Introduction

Sharpino is a little F# event sourcing framework. Contexts: Objects that can be event sourced. There is no specific id for a context so we just assume that a single instance and a single zero (initial state) instance exist for any Context. Aggregates: Objects that can be event sourced. Many instances of an aggregate can exist at a time so we need an Id for each instance represented by a Guid. The initial state for any aggregate will end up in an initial snapshot in the event store.

Contexts and aggregates need to define members that do Add/Remove/Update operations functionally and by using Result type to handle errors. We tipically use Railway oriented programming is used to handle errors in any Add/Remove/Update operation (by the FsTookit.ErrorHandling library).

Contexts and aggregates need to specify event types associated with Add/Remove/Update operations. Event types need associated commands Commands and events must be Discriminated Union types implementing the Command and the Event interfaces respectively.

This document is a guide to the Sharpino library. It is a work in progress. Focus on the following topics: Contexts, events, commands, service application layer, Event Store.

The sample application 1.

This sample is convoluted and represent unlikely situations like having complex relations and interactions between different aggregates/contexts. I would suggest to skip this part. I'd say the interesting proposal in this example is about the refactoring technique: how to move from a specific distribution of concerns between contexts/aggregate to another distribution. How to test the migration of the context/aggregate. The idea is to create a new version of context/aggregate and at the same time build a migration function.

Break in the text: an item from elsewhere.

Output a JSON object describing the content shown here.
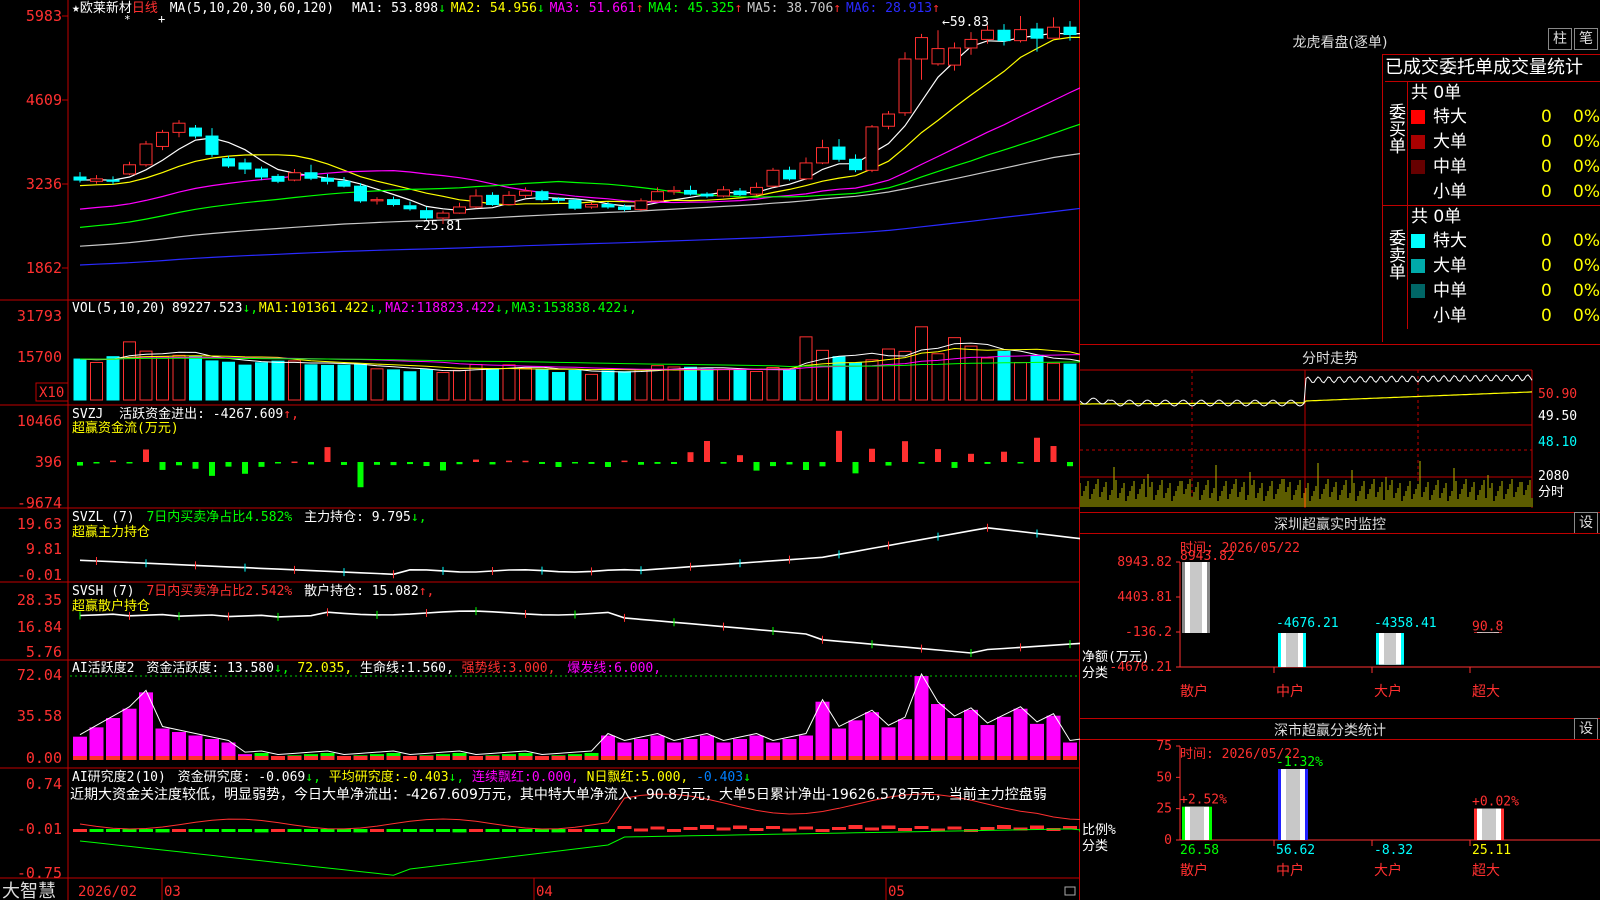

Each todo contains references to Tags and Categories. I'll show how we can handle two versions of the same application that use different cluster configurations. This will help to talk about the context refactoring.

The "version 1" has a context managing Todo and Categories, and another context managing Tags.

The "version 2" of the application consists of three different contexts: one for the Todo model, one for the Categories model, and another one for the Tags model.

Sample application 2. Booking system for seats in a stadium

Contexts represent rows. Some constraints are applied to the rows. The context is responsible for the seats. The seats are associated with the rows.

Sample application 4. Booking system for seats in a stadium

The same as application 2 but where rows are aggregates (so I can have any number of instances of seat rows). The application uses the SAFE based stack based template son can publish the system as a rest service using the Fable Remoting library.